There is a clear evolution in the design of the obverse of Coin 13: the ornaments in front of the head are arranged with more certainly here than in Coin 12. The beaded sections are replaced with solid lines, and the S-scroll in front of the nose is enlarged to be in better balance with the scroll above the nose. The nose itself slants outward slightly, and, interestingly, the leaf on the ornament in front of the nose parallels it here, just as it did on Coins 11 and 12, where the nose was vertical. The lips are reinforced by lines connecting the beads with the cheek section. The whisks were reconstructed as having only single leaves; they would, by necessity, be different from that of the previous coin, as there is no space for them to be tucked underneath any of the three front curls of the head.
The most important difference in the reverse of Coin 13 is the novel design of the sceptre head: here it is fleur-de-lis shaped, instead of the usual pellet within a beaded circle. The extra line at the front of the driver's face, seen in the previous coin, has been removed, thus simplifying the driver's head.
Coin 14 is represented by a single specimen. The die engraver, after perfecting the design in front of the head in Coin 13, suddenly abandons the entire concept, and begins experimenting, in this coin, with a scroll-like ornament that issues from the mouth. The lower part of this ornament is missing from the coin, but may be a simple curl. The upper part of the ornament consists of two lines that curve up and are joined with a bead to an outward facing curl. Rising diagonally from this curl, to a position in front of the whisk at the top of the nose, is a leaf.
All of the whisks on Coin 14 have the beaded sections seen on Coin 12, each whisk with a plain end curving around its adjacent hair curl, and just touching the end of the curl, as on Coin 12. Unlike Coin 12, each whisk on this coin has two leaves.
The reverse of Coin 14 is the same as that of Coin 12.
The obverse of Coin 15 has a mouth ornament consisting of two lines, one curving down from each lip, to meet in a curl turned outward in front of the neck.
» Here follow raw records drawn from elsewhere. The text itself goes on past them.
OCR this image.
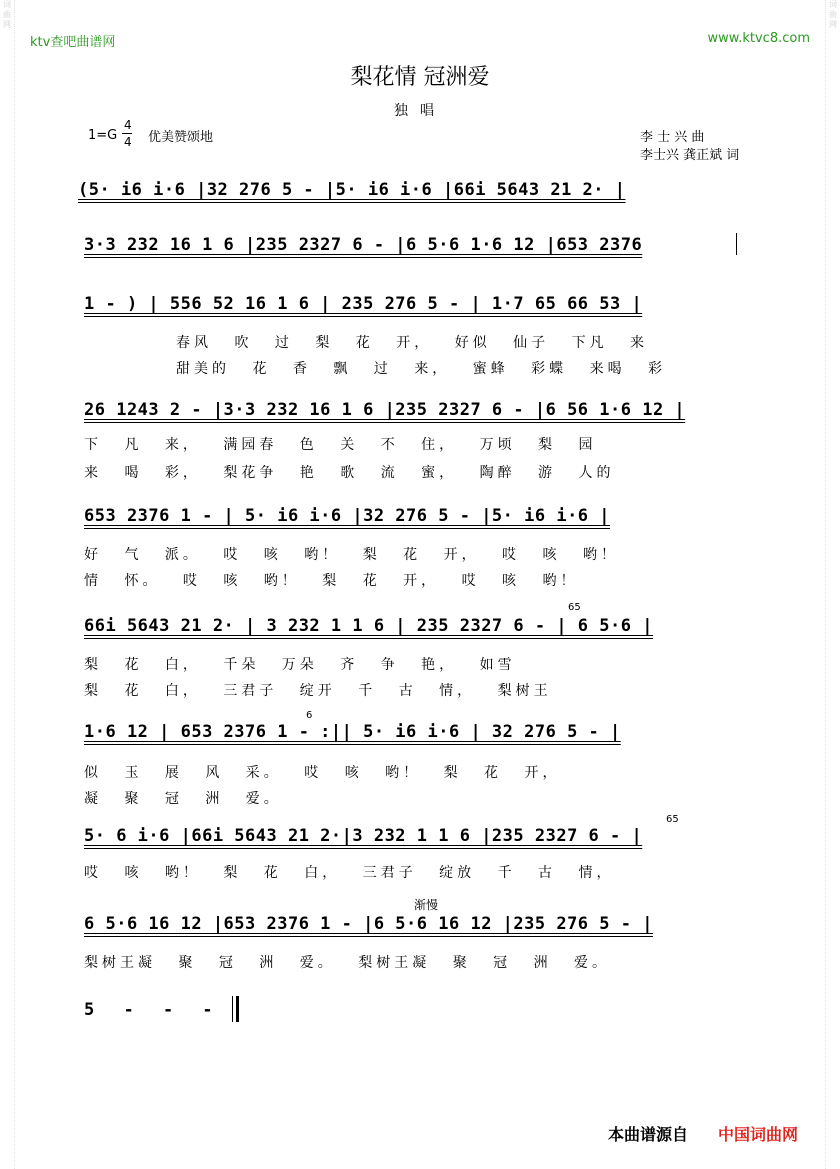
词曲网
词曲网
ktv查吧曲谱网	www.ktvc8.com
梨花情 冠洲爱
独唱
1=G
4
4 优美赞颂地	李 士 兴 曲
李士兴 龚正斌 词
(5· i6 i·6 |32 276 5 - |5· i6 i·6 |66i 5643 21 2· |
3·3 232 16 1 6 |235 2327 6 - |6 5·6 1·6 12 |653 2376
1 - ) | 556 52 16 1 6 | 235 276 5 - | 1·7 65 66 53 |
春风 吹 过 梨 花 开， 好似 仙子 下凡 来
甜美的 花 香 飘 过 来， 蜜蜂 彩蝶 来喝 彩
26 1243 2 - |3·3 232 16 1 6 |235 2327 6 - |6 56 1·6 12 |
下 凡 来， 满园春 色 关 不 住， 万顷 梨 园
来 喝 彩， 梨花争 艳 歌 流 蜜， 陶醉 游 人的
653 2376 1 - | 5· i6 i·6 |32 276 5 - |5· i6 i·6 |
好 气 派。 哎 咳 哟！ 梨 花 开， 哎 咳 哟！
情 怀。 哎 咳 哟！ 梨 花 开， 哎 咳 哟！
65
66i 5643 21 2· | 3 232 1 1 6 | 235 2327 6 - | 6 5·6 |
梨 花 白， 千朵 万朵 齐 争 艳， 如雪
梨 花 白， 三君子 绽开 千 古 情， 梨树王
6
1·6 12 | 653 2376 1 - :|| 5· i6 i·6 | 32 276 5 - |
似 玉 展 风 采。 哎 咳 哟！ 梨 花 开，
凝 聚 冠 洲 爱。
65
5· 6 i·6 |66i 5643 21 2·|3 232 1 1 6 |235 2327 6 - |
哎 咳 哟！ 梨 花 白， 三君子 绽放 千 古 情，
渐慢
6 5·6 16 12 |653 2376 1 - |6 5·6 16 12 |235 276 5 - |
梨树王凝 聚 冠 洲 爱。 梨树王凝 聚 冠 洲 爱。
5 - - -
本曲谱源自 中国词曲网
Both the curl itself, and a small section at the start of the upper line, are plain; the rest of the ornament is beaded. The nose on the obverse of Coin 15 foreshadows the Class IV style, with the nasal area represented by a line. Instead of the nose whisk, there is now a downward-pointing curl and leaf ornament engraved in a florid manner: the large leaf is engraved in a florid manner: the large leaf is engraved as an outline, and the curl behind it is reinforced with two additional curved lines.
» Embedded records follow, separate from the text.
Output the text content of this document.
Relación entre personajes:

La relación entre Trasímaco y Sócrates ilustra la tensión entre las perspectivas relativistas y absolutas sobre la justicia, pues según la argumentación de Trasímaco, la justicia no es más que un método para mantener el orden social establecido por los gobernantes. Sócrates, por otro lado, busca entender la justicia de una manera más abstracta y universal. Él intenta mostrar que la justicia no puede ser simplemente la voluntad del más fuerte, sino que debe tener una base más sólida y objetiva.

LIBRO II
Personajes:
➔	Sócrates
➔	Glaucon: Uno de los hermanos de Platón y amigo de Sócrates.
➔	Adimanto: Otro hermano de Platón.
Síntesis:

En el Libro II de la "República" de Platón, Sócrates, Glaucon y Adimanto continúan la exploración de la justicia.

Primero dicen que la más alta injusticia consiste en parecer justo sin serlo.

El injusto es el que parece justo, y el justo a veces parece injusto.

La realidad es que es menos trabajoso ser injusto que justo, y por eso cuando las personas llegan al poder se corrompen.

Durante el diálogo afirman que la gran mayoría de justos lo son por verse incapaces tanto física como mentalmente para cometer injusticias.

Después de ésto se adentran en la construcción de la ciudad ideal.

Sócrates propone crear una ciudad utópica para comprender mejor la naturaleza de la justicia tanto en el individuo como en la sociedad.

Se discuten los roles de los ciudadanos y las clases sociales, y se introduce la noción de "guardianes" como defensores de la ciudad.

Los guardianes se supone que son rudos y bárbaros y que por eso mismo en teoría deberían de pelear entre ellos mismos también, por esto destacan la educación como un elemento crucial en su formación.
The reverse of Coin 15 is similar to that of Coin 12; on another die there is the shoulder ridge, or extension of the pony's inner foreleg, as seen on Coin 13. Unless the shoulder ridge is of an unusual design I do not mention it in the catalogue. It seems to be an integral part of the design of Series X and Y. Its omission in some coins may only signify that the die engraver did not leave enough room to fit the shoulder ridge between the pony's chest and back sections.
Three of the four obverse dies of Group D have the reinforced stalked lips.
The last two coins of this group seem experimental. After perfecting the obverse design in Coin 13, the die engraver is unsure of what to do next. He reintroduces beads to some of the lines, tries different designs of the mouth ornament, and finally abandons the nose whisk in favor of a downward-pointing ornament. Why the die engraver should abandon a design, after apparently perfecting it, is discussed in Chapter Eight.